Filipe Maia diz que a intervenção deveria ser mesmo mais a fundo. “Os valores éticos e morais para com todo e qualquer tipo de vida que connosco partilha o planeta deveriam ser incutidos desde tenra idade”, afirma. Algo que deveria começar no seio familiar e alicerçado ao nível do ensino.
Como tal não se verifica, “torna-se necessária a sensibilização de rua, por parte de activistas e voluntários”, diz Filipe Maia. A manifestação, continua o activista, acaba por funcionar como o braço musculado da sensibilização e há um crescente número de vozes a juntarem-se ao protesto, com a cara descoberta ou anonimamente.
E fazê-lo sob anonimato acaba por ser, muitas vezes, uma forma de defesa, por receio de represálias. Mónica Correia diz que “alguém que é capaz de torturar um animal reflecte uma personalidade agressiva e violenta, que muitas vezes se traduz em falta de respeito por quem manifesta o seu descontentamento”. A activista sublinha que o facto de a tourada ser legal não pode retirar a liberdade de expressão, nem sujeitar quem o faz a violência.

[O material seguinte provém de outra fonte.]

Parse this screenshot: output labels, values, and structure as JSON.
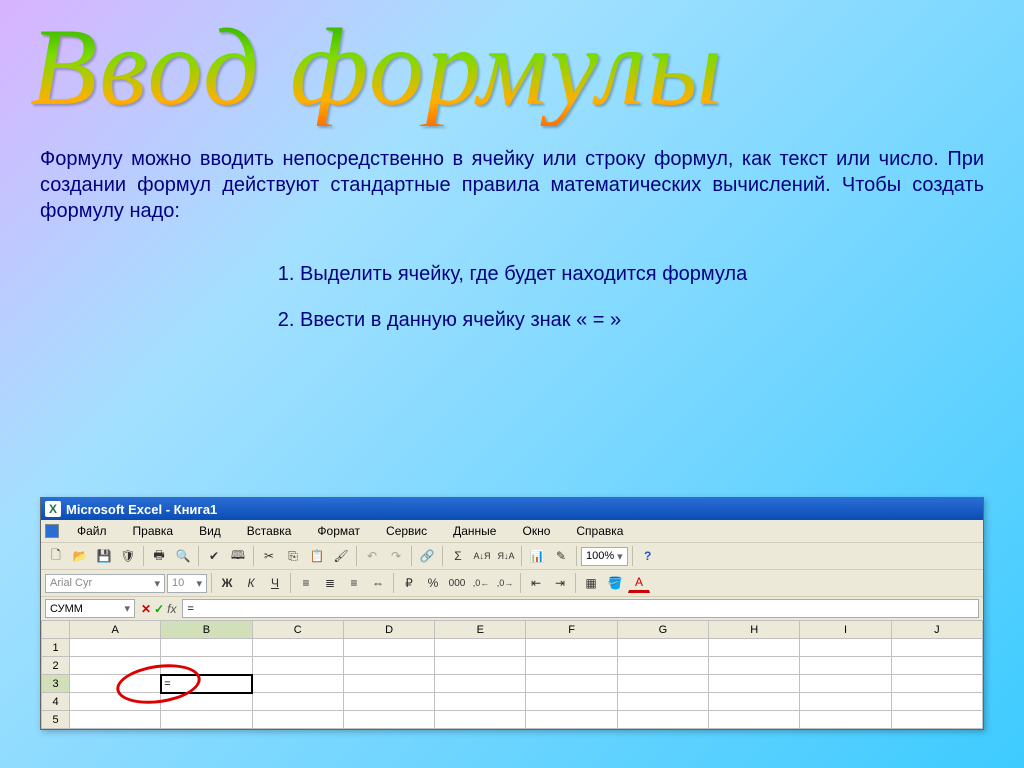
{
  "slide": {
    "title": "Ввод формулы",
    "intro": "Формулу можно вводить непосредственно в ячейку или строку формул, как текст или число. При создании формул действуют стандартные правила математических вычислений. Чтобы создать формулу надо:",
    "steps": [
      "Выделить ячейку, где будет находится формула",
      "Ввести в данную ячейку знак « = »"
    ]
  },
  "excel": {
    "titlebar": "Microsoft Excel - Книга1",
    "menu": [
      "Файл",
      "Правка",
      "Вид",
      "Вставка",
      "Формат",
      "Сервис",
      "Данные",
      "Окно",
      "Справка"
    ],
    "font_name": "Arial Cyr",
    "font_size": "10",
    "zoom": "100%",
    "name_box": "СУММ",
    "formula_bar": "=",
    "fx_label": "fx",
    "columns": [
      "A",
      "B",
      "C",
      "D",
      "E",
      "F",
      "G",
      "H",
      "I",
      "J"
    ],
    "rows": [
      "1",
      "2",
      "3",
      "4",
      "5"
    ],
    "active_col": "B",
    "active_row": "3",
    "active_cell_content": "=",
    "sigma": "Σ"
  }
}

O que não contribui para a causa são ocorrências como a que aconteceu no início de Julho quando a Praça de Touros das Caldas foi grafitada com mensagens anti-tourada. Mónica Correia diz que não se revê neste tipo de comportamento, por se tratar de património edificado e porque quem está de fora não o vê como uma luta pela justiça, mas sim como um acto de vandalismo.